IOM Launches Institutional Strategy on Migration, Environment and Climate Change for Next Decade


Ahead of the 26th UN Climate Change Conference of the Parties (COP26), the International Organization for Migration (IOM) has unveiled its new Institutional Strategy on Migration, Environment and Climate Change 2021-2030. The Strategy outlines how IOM will support States in their efforts to assist and protect those affected by the adverse impacts of climate change, environmental degradation, and disasters due to natural hazards, including migrants and the internally displaced.

“This strategy represents a strong long-term commitment on the part of IOM to address the climate crisis and its effects on migration. This is a priority for IOM, given the urgency of the challenges that populations around the world are facing,” said António Vitorino, IOM’s Director General.

In 2020 alone, over 30 million people were internally displaced by disasters, the vast majority in developing countries. Meanwhile, the World Bank has estimated that there will be more than 216 million internal climate migrants by 2050, across six regions, with almost 40 per cent within Sub-Saharan Africa.

In view of this, the Strategy sets out three objectives that will guide the Organization’s work on migration, environment, and climate change for the next decade:

  1. Develop solutions for people to move by managing migration in the context of climate change, environmental degradation, and disasters due to natural hazards.
  2. Develop solutions for people on the move by assisting and protecting migrants and displaced persons in the context of climate change, environmental degradation, and disasters due to natural hazards.
  3. Develop solutions for people to stay by building resilience and addressing the adverse climatic and environmental drivers that compel people to move, making migration a choice.

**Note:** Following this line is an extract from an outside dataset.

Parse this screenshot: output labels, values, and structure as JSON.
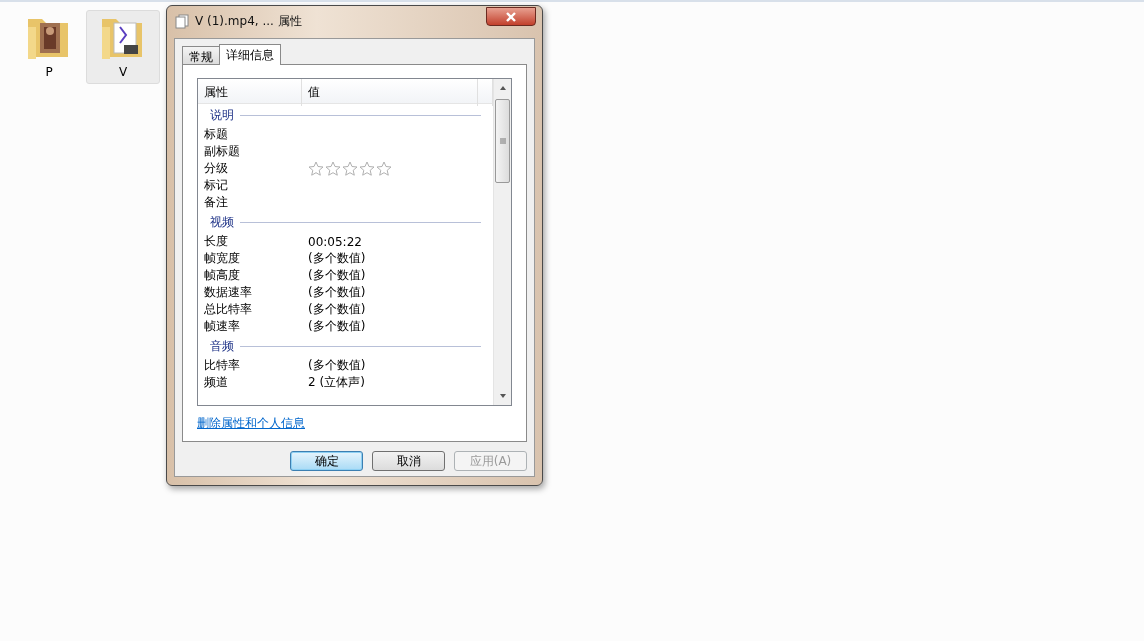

The strategy builds on IOM’s longstanding experience on migration, environment and climate change acquired through both operational and policy work over the past three decades, including:

  • The Pacific Response to Disaster Displacement (PRDD) Project, in which IOM with the Internal Displacement Monitoring Centre (IDMC) and the Platform on Disaster Displacement (PDD) are working to generate new evidence to help governments better understand, plan for, prevent and respond to disaster displacement. The project contributes to formulating better policy responses and disaster planning, as well as new and improved operational tools.
  • The Implementing Global Policies on Environmental Migration and Disaster Displacement in West Africa Project, in which IOM aims to support States in West Africa in their efforts to minimize displacement and facilitate regular migration pathways in the context of disasters, climate change and environmental degradation. The project supports States in the region to implement their commitments as set out in the Global Compact for Safe, Orderly and Regular Migration and the African Union’s 3-Year Implementation Plan of Action for the Global Compact for Migration in Africa 2020-2022.

With climate change and environmental degradation profoundly shifting contemporary migration patterns, and thanks to its global footprint, including in some of the most remote areas affected by climate change, IOM has had the opportunity to continuously adapt and expand its expertise.

The Organization is committed to placing vulnerable people at the centre of its responses and believes that when well-managed, migration becomes a safe and accessible choice, it can help people adapt to environmental and climate change pressures.